Yamada Jun, Sugimoto Yumi, Yamada Shizuo
Department of Pharmacology, Kobe Pharmaceutical University, Motoyamakita-machi, Higashinada-ku, Kobe 658-8558, Japan.
Eur J Pharmacol. 2004 Nov 19;504(3):207-11. doi: 10.1016/j.ejphar.2004.09.057.
The effects of dopamine re-uptake inhibitors, bupropion and nomifensine on immobility in the forced swimming test were studied in mice. Bupropion and nomifensine reduced immobility time dose-dependently. Both drugs significantly displayed anti-immobility effects at doses without altering locomotor activity. Anti-immobility effects of bupropion and nomifensine were inhibited by the dopamine D1 receptor antagonist R-(+)-7-chloro-8-hydroxy-3-methyl-1-phenyl-2,3,4,5-tetrahydro-1H-3-benzazepine-HCl (SCH 23390) and the dopamine D2 receptor antagonist sulpiride. These findings suggest that dopamine may be related to depression and dopamine D1 and dopamine D2 receptors play a role in the effects of dopamine re-uptake inhibitors.

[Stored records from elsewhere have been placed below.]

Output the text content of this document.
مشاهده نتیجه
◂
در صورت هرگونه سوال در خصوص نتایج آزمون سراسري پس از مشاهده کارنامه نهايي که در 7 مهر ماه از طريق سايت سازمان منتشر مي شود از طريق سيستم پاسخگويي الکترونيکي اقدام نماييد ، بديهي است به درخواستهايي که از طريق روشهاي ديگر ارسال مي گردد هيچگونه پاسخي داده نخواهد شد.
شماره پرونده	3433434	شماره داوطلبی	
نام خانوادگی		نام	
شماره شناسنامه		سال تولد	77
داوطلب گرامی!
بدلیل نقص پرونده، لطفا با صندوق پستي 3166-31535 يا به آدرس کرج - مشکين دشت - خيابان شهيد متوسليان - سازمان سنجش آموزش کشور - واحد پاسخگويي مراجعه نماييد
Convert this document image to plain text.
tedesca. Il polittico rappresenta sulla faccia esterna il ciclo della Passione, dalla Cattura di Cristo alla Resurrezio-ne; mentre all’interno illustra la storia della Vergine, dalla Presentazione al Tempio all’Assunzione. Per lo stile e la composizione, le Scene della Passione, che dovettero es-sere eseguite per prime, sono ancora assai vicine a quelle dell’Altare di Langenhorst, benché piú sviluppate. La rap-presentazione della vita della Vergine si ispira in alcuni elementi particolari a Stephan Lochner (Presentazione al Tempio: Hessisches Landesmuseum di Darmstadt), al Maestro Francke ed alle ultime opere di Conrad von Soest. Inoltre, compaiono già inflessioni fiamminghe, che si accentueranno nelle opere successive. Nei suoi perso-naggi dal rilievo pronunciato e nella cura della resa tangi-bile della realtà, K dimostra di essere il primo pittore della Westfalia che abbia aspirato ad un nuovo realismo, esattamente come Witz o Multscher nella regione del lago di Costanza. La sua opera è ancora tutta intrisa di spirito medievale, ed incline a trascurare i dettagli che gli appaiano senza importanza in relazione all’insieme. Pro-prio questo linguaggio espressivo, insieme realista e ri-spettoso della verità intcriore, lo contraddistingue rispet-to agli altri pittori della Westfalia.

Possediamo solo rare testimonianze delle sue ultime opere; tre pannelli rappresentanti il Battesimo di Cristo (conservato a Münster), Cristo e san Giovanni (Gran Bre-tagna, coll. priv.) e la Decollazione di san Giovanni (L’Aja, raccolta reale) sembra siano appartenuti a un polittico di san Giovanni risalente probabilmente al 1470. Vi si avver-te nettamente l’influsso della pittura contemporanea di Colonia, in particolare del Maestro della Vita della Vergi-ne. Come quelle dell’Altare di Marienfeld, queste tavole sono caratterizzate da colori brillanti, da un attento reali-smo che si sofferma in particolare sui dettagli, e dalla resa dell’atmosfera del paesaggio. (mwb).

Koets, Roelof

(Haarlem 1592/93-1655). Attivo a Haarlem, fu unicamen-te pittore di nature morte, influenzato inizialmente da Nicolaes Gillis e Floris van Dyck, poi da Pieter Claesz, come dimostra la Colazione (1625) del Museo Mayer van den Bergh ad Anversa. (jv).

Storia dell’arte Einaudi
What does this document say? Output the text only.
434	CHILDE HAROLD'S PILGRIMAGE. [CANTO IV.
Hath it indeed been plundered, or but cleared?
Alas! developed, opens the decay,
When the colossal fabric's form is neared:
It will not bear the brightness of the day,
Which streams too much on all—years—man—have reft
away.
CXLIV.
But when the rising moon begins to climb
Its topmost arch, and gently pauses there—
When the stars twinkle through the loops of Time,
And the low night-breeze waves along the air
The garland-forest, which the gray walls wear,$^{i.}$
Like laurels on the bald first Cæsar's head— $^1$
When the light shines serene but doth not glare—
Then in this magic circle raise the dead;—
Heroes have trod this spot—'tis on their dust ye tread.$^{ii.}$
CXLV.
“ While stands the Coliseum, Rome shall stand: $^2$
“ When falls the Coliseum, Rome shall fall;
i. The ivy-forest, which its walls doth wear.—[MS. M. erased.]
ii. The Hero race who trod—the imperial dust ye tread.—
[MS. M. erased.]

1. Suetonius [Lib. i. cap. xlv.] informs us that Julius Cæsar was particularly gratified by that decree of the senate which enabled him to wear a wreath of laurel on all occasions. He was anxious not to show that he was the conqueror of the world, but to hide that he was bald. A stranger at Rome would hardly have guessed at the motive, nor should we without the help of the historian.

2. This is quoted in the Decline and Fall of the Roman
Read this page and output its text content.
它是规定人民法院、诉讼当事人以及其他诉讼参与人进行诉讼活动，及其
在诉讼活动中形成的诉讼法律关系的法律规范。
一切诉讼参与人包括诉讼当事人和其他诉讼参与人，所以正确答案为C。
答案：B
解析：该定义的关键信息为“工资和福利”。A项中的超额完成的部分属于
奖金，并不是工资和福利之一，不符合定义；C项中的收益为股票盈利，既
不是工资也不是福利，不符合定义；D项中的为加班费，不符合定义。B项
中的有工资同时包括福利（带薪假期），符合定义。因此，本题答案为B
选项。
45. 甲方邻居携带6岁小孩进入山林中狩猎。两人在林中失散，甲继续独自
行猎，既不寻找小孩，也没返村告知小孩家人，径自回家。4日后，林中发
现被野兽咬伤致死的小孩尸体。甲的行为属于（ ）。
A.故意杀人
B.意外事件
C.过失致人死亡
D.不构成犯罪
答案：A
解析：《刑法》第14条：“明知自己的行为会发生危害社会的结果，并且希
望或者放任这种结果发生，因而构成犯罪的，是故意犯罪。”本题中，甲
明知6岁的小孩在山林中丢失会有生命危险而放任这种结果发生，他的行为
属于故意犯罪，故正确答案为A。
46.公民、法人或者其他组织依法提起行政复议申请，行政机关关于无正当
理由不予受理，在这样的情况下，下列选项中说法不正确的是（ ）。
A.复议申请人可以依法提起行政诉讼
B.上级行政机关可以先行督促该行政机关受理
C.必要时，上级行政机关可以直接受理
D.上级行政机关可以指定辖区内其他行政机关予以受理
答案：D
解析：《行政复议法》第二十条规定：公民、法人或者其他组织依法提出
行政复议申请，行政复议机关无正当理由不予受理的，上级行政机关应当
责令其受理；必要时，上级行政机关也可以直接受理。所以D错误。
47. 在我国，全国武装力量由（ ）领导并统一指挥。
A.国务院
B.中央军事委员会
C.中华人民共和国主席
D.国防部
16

在小鼠中研究了多巴胺再摄取抑制剂安非他酮和诺米芬辛对强迫游泳试验中不动时间的影响。安非他酮和诺米芬辛剂量依赖性地减少了不动时间。两种药物在不改变运动活性的剂量下均显著表现出抗不动作用。多巴胺D1受体拮抗剂R-(+)-7-氯-8-羟基-3-甲基-1-苯基-2,3,4,5-四氢-1H-3-苯并氮杂卓盐酸盐(SCH 23390)和多巴胺D2受体拮抗剂舒必利抑制了安非他酮和诺米芬辛的抗不动作用。这些发现表明多巴胺可能与抑郁症有关,并且多巴胺D1和多巴胺D2受体在多巴胺再摄取抑制剂的作用中发挥作用。